Of the 18 factors tracked by Citi, only 3.5 are flashing sell versus previous bear markets such as 17.5 in 2000 and 13 in 2007.

“The checklist is telling us to buy this dip,” said Robert Buckland, chief global equity strategist at Citi, in a report.

Some technical analysts think that the S&P 500 is at a critical level as it approaches 2,600.

Instinet's Frank Cappelleri noted that the violent swings of recent weeks has subsided as the S&P 500 approached 2,600.

“The most surprising move could be that the last few days developed into a potential bullish flag, and you have another move before there's a decline,” he said.

In contrast, Julian Emanuel, BTIG chief equity and derivatives strategist thinks the level is a “wall of resistance”.
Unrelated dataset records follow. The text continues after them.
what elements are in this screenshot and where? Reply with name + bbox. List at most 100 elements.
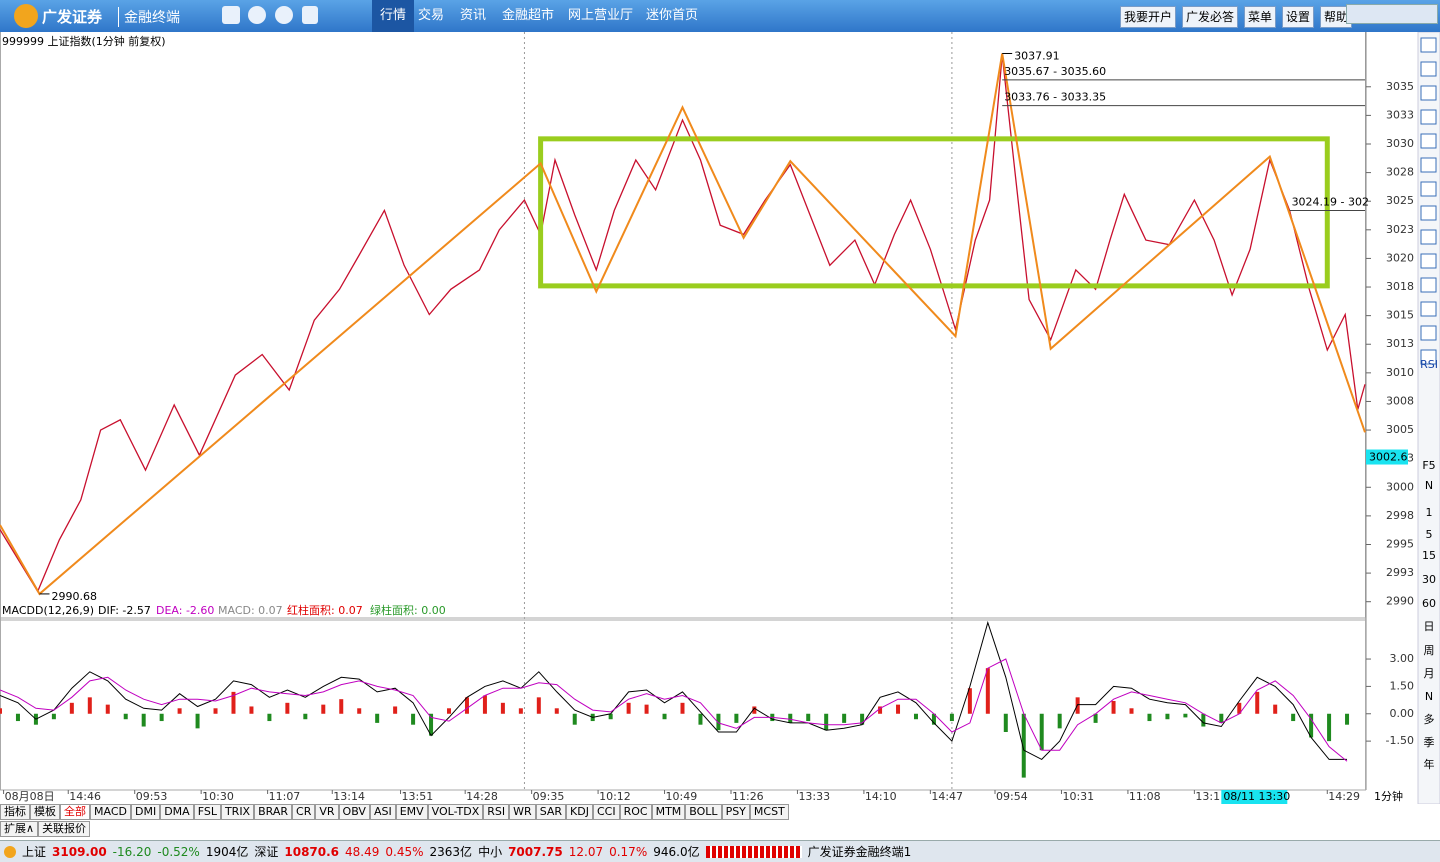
indicator-tab[interactable]: DMI xyxy=(130,804,161,820)
macd-bar xyxy=(572,713,577,725)
sidebar-label: 5 xyxy=(1426,528,1433,541)
indicator-tab[interactable]: 指标 xyxy=(0,804,30,820)
status-icon xyxy=(4,845,16,858)
y-tick-label: 3023 xyxy=(1386,223,1414,236)
toolbar: 广发证券 金融终端 行情 交易 资讯 金融超市 网上营业厅 迷你首页 我要开户 广发必答 菜单… xyxy=(0,0,1440,32)
y-tick-label: 2995 xyxy=(1386,537,1414,550)
indicator-tab[interactable]: FSL xyxy=(193,804,221,820)
status-change: 48.49 xyxy=(345,844,380,859)
sidebar-icon xyxy=(1420,133,1437,149)
indicator-tab[interactable]: MTM xyxy=(651,804,686,820)
x-tick-label: 09:53 xyxy=(136,790,168,803)
sidebar xyxy=(1417,32,1440,804)
macd-bar xyxy=(285,702,290,714)
indicator-tab[interactable]: WR xyxy=(509,804,536,820)
macd-bar xyxy=(105,704,110,714)
sidebar-icon xyxy=(1420,85,1437,101)
indicator-tab[interactable]: 全部 xyxy=(60,804,90,820)
top-button[interactable]: 我要开户 xyxy=(1120,6,1177,28)
macd-bar xyxy=(15,713,20,722)
indicator-tab[interactable]: EMV xyxy=(395,804,428,820)
top-button[interactable]: 设置 xyxy=(1282,6,1315,28)
macd-bar xyxy=(411,713,416,725)
macd-bar xyxy=(51,713,56,720)
period-label: 1分钟 xyxy=(1374,789,1403,803)
sidebar-icon xyxy=(1420,181,1437,197)
indicator-tab[interactable]: TRIX xyxy=(220,804,255,820)
indicator-tab[interactable]: PSY xyxy=(721,804,750,820)
level-label: 3035.67 - 3035.60 xyxy=(1004,65,1106,78)
x-tick-label: 14:28 xyxy=(466,790,498,803)
home-icon[interactable] xyxy=(222,6,240,24)
y-tick-label: 2990 xyxy=(1386,595,1414,608)
y-tick-label: 3005 xyxy=(1386,423,1414,436)
nav-tab[interactable]: 金融超市 xyxy=(502,8,555,23)
sidebar-icon xyxy=(1420,277,1437,293)
macd-bar xyxy=(824,713,829,731)
x-tick-label: 13:33 xyxy=(798,790,830,803)
indicator-tab[interactable]: RSI xyxy=(483,804,510,820)
indicator-tab[interactable]: ROC xyxy=(619,804,652,820)
indicator-tab[interactable]: VR xyxy=(315,804,339,820)
top-button[interactable]: 帮助 xyxy=(1320,6,1353,28)
macd-bar xyxy=(500,702,505,714)
back-icon[interactable] xyxy=(248,6,266,24)
macd-bar xyxy=(716,713,721,731)
x-tick-label: 13:51 xyxy=(402,790,434,803)
nav-tab[interactable]: 资讯 xyxy=(460,8,487,23)
top-button[interactable]: 菜单 xyxy=(1244,6,1277,28)
macd-bar xyxy=(87,697,92,714)
nav-tab[interactable]: 交易 xyxy=(418,8,445,23)
sidebar-icon xyxy=(1420,325,1437,341)
indicator-tab[interactable]: SAR xyxy=(535,804,567,820)
nav-tab[interactable]: 网上营业厅 xyxy=(568,8,634,23)
indicator-tab[interactable]: KDJ xyxy=(566,804,593,820)
menu-icon[interactable] xyxy=(302,6,318,24)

“This is where the bulls and bears come together, and you're going to start to see this tussle,” said Robert Sluymer, a technical analyst at Fundstrat.

Friday, 11 January 2019

US stocks rise as Fed chairman reiterates monetary policy flexibility and patience

Markets were mostly higher on Thursday.

The S&P 500 rose 0.5 percent and the STOXX Europe 600 rose 0.3 percent.

However, earlier in the day, the Nikkei 225 fell 1.3 percent.

Marko Kolanovic, global head of quantitative and derivatives strategy at JP Morgan, told CNBC that “both mutual fund and pension flows suggest positive market performance in the future”.

Investors may also have been encouraged by remarks by Federal Reserve Chairman Jerome Powell during a discussion at the Economic Club of Washington that the central bank will be “flexible” and “patient” on monetary policy as inflation is “under control”.

Still, Powell also did warn that the “long-run fiscal, nonsustainability of the U.S. federal government” is something that he is “very worried about”.

Thursday, 10 January 2019

Continuation of market rally evokes comparison with 2016 rebound

Markets rose on Wednesday.

The S&P 500 rose 0.4 percent, the STOXX Europe 600 rose 0.5 percent and the Nikkei 225 rose 1.1 percent.

Emmanuel Cau, head of European equity strategy at Barclays, said that investors may be buying stocks now because the market had become “very very oversold as of two weeks ago”.

Trade talks between the US and China ended on Wednesday. US Under Secretary of Agriculture for Trade and Foreign Agricultural Affairs Ted McKinney said that he thought negotiations “went just fine”. However, Vishnu Varathan, head of economics and strategy at Mizuho Bank, wrote in a morning note: “It is not over until the fat lady has sung.”

Some analysts noted that there are some similarities between the 2018 pullback and the one that bottomed in early 2016, which eventually proved to be merely a pause before a series of all-time highs.

However, other analysts thinks that the stock market is too damaged for a sustained rally.